Reading statistics report that only 14% of the South African population are active book readers, and a mere 5% of parents read to their children. Vandermerwe says, “This is a concern for me because reading and writing are obviously very empowering things. We have a declining number of people reading books and buying books. This doesn’t surprise me because books have been made to become luxury items.

“What concerns me is that there is a higher tax on books than there is on cigarettes and alcohol, and certainly a book in South Africa costs double what it costs in Europe. I don’t understand why that is, when we have a government who is keen to encourage its citizens to buy books. Locally an average book costs more than many people earn per day. It’s a concern that our youth are being discouraged to buy books, simply because they’ve become such luxury items.

“We’re creating a real problem for future generations. Given the commitment the liberation struggle had towards literacy, it concerns me even more.
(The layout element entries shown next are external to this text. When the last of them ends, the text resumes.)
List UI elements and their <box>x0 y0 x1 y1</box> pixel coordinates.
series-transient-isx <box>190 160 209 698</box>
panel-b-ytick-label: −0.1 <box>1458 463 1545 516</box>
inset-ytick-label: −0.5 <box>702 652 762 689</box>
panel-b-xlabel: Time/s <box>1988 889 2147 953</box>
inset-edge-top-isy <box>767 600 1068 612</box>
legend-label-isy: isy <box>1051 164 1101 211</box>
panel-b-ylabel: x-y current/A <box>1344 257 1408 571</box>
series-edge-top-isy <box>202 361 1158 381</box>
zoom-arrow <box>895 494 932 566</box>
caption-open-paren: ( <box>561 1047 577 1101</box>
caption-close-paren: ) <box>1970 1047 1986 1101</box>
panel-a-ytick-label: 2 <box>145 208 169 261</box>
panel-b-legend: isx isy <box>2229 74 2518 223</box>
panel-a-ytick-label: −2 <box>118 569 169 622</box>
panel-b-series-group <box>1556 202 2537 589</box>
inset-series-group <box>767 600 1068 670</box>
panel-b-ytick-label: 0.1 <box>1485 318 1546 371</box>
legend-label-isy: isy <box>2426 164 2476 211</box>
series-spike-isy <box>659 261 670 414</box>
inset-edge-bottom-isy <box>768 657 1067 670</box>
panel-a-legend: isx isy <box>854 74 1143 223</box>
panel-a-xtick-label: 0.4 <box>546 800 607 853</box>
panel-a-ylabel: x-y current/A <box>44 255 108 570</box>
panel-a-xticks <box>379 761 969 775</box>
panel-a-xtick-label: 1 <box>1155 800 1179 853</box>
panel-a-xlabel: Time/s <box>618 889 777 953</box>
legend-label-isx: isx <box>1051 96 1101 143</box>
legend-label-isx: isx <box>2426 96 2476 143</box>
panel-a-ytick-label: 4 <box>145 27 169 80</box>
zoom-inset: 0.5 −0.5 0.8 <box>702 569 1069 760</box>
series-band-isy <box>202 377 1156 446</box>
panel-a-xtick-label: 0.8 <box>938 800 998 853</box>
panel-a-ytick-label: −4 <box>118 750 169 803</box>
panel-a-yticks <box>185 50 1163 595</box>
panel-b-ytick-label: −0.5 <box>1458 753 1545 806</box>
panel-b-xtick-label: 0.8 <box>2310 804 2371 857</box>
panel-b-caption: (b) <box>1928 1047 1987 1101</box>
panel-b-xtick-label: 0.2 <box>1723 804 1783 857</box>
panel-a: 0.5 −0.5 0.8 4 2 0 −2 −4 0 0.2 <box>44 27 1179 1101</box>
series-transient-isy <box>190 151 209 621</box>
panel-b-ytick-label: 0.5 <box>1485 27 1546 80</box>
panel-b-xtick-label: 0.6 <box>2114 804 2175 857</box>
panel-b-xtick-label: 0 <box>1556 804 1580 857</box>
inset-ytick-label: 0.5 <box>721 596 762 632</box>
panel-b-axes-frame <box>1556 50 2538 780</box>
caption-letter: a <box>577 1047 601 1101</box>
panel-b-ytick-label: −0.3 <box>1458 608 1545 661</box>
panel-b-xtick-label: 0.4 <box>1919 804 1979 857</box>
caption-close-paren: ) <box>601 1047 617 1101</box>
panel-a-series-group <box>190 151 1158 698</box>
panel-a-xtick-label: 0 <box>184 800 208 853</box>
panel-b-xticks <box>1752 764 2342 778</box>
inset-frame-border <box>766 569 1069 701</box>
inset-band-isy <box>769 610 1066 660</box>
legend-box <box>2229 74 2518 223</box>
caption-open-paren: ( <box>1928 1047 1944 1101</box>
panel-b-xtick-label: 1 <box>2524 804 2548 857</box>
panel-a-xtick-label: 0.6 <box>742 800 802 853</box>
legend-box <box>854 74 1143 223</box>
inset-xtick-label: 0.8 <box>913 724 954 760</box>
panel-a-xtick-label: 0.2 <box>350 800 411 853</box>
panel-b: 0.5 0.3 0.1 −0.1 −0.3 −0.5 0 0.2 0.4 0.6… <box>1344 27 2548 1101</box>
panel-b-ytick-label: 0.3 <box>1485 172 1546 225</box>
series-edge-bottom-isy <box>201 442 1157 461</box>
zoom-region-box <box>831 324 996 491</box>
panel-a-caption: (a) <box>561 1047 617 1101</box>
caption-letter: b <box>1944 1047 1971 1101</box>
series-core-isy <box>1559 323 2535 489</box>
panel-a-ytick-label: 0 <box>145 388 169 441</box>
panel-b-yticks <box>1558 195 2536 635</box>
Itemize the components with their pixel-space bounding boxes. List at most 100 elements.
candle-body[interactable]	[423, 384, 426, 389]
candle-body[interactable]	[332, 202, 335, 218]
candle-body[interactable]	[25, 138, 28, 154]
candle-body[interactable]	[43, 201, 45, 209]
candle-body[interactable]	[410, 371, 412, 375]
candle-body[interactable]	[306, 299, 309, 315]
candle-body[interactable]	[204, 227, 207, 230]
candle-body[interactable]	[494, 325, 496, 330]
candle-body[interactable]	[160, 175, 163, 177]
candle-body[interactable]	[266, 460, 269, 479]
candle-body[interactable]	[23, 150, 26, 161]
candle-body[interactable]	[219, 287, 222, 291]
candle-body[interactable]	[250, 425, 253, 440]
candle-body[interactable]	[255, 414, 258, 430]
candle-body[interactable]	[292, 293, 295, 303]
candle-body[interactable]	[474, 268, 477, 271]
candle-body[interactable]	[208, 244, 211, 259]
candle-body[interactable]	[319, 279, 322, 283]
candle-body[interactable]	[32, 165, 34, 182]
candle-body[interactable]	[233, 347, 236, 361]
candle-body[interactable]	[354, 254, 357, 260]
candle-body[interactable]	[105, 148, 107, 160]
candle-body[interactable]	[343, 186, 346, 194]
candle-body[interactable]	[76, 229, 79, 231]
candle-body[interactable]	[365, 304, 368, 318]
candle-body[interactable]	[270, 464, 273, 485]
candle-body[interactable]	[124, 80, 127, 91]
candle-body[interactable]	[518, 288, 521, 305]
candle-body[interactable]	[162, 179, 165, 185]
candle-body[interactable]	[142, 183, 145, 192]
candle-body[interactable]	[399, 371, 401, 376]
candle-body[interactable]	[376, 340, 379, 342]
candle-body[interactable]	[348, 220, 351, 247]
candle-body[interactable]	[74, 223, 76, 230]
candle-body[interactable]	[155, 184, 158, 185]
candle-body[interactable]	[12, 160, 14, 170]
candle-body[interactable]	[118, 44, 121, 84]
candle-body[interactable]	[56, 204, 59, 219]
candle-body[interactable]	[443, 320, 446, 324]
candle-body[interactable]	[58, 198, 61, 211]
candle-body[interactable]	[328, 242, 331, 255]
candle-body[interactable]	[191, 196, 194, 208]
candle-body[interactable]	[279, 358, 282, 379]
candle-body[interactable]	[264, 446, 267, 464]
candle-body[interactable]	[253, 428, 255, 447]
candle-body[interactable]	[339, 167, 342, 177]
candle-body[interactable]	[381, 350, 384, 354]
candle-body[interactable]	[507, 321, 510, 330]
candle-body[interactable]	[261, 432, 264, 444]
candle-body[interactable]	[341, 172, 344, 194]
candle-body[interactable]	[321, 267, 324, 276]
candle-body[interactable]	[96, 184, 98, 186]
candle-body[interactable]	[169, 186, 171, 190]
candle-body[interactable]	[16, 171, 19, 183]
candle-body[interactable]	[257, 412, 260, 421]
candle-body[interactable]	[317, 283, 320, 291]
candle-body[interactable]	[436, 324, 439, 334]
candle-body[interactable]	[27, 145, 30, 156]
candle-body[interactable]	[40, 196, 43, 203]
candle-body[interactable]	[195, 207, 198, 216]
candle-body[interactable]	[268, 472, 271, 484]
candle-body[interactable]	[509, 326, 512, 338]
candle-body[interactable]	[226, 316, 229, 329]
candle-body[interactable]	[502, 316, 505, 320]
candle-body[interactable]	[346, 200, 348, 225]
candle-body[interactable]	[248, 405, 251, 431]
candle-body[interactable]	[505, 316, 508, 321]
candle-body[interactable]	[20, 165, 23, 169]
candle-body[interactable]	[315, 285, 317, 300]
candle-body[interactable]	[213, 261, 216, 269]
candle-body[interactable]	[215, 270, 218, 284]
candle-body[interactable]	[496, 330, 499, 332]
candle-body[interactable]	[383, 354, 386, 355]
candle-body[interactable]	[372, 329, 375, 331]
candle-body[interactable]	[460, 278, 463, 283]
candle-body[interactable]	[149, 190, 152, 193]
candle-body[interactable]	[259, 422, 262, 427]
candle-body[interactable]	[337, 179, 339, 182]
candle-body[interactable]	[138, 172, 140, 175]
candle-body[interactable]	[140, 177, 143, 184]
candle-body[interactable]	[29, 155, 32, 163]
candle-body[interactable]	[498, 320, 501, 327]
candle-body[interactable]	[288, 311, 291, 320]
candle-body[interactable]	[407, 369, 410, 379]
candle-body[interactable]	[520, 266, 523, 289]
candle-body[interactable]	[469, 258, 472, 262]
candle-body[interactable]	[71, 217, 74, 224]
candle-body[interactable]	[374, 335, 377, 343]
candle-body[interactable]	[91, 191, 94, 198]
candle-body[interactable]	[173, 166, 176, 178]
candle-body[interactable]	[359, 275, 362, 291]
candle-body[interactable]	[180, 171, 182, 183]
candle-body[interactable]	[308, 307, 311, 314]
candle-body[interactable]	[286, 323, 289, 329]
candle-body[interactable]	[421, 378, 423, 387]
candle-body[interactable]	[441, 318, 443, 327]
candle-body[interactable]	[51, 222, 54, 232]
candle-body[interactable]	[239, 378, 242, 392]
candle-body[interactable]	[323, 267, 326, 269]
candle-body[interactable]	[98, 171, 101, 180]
“I know there has been funding put towards libraries, but this has been decreasing gradually. I do still think that government has to be held much more accountable.”

She spoke about the characters in her books which are almost always a mental challenge for her in that they're very different from her in terms of ethnicity and language.

"When I create my characters, I believe in leaving my own fossilized comfort zone and defying what apartheid taught - that the 'other' is lesser.

“I believe, that through my work, by imagining the lives aparteid labeled as ‘the other’, the mythical stereotypes that were created by apartheid can be questioned and discussed.

 “I explore these characters as a way to help myself open minds to start talking about social challenges.”

More about Meg Vandermerwe

One of the many highlights in Vandermerwe’s career was when her book, Zebra Crossing, which deals with Zimbabwean communities experiencing xenophobia, was made a set text by a Zimbabwean at the University of Kwa-Zulu Natal. Zebra Crossing, written as a part of her PhD at the University of Lancaster, was also chosen for Guardian newspaper in the UK as one of the ten best books about migrants.

Other highlights include when Zebra Crossing became a set text at Georgia State University in America, and another when a film option for her new novel was bought by the internationally acclaimed and multi award winning SA director, Hanneke Schütte. The book is currently being adapted into a script which Schütte hopes to shoot as a feature film in the not too distant future.

Vandermerwe’s own life-story began in South Africa in 1978, and later she was raised and educated in Switzerland and the United Kingdom. She holds degrees from the universities of Oxford, Sussex, and East Anglia.

She returned to Cape Town in 2008. Shortly after, she started lecturing Creative Writing and English Literature at the University of the Western Cape where her responsibilities include running UWC Creates, the first multilingual Creative Writing programme in South African higher education.

As the initiator of the first creative writing programme at UWC, UWC Creates - a multilingual platform for aspiring writers - she encourages writers of colour who were told their stories are not valued or marketable, to keep writing and telling their stories. Vandermerwe’s colleagues and prominent fellow authors Antjie Krog and Sindiwe Magona also mentor for UWC Creates (in Afrikaans and isiXhosa respectively).

A collection of her short stories, This Place I Call Home, was published in 2010.

Zebra Crossing is one of three books, the others being This Place I Call Home, and her latest is entitled, The Woman of the Stone Sea, which was published in March of this year.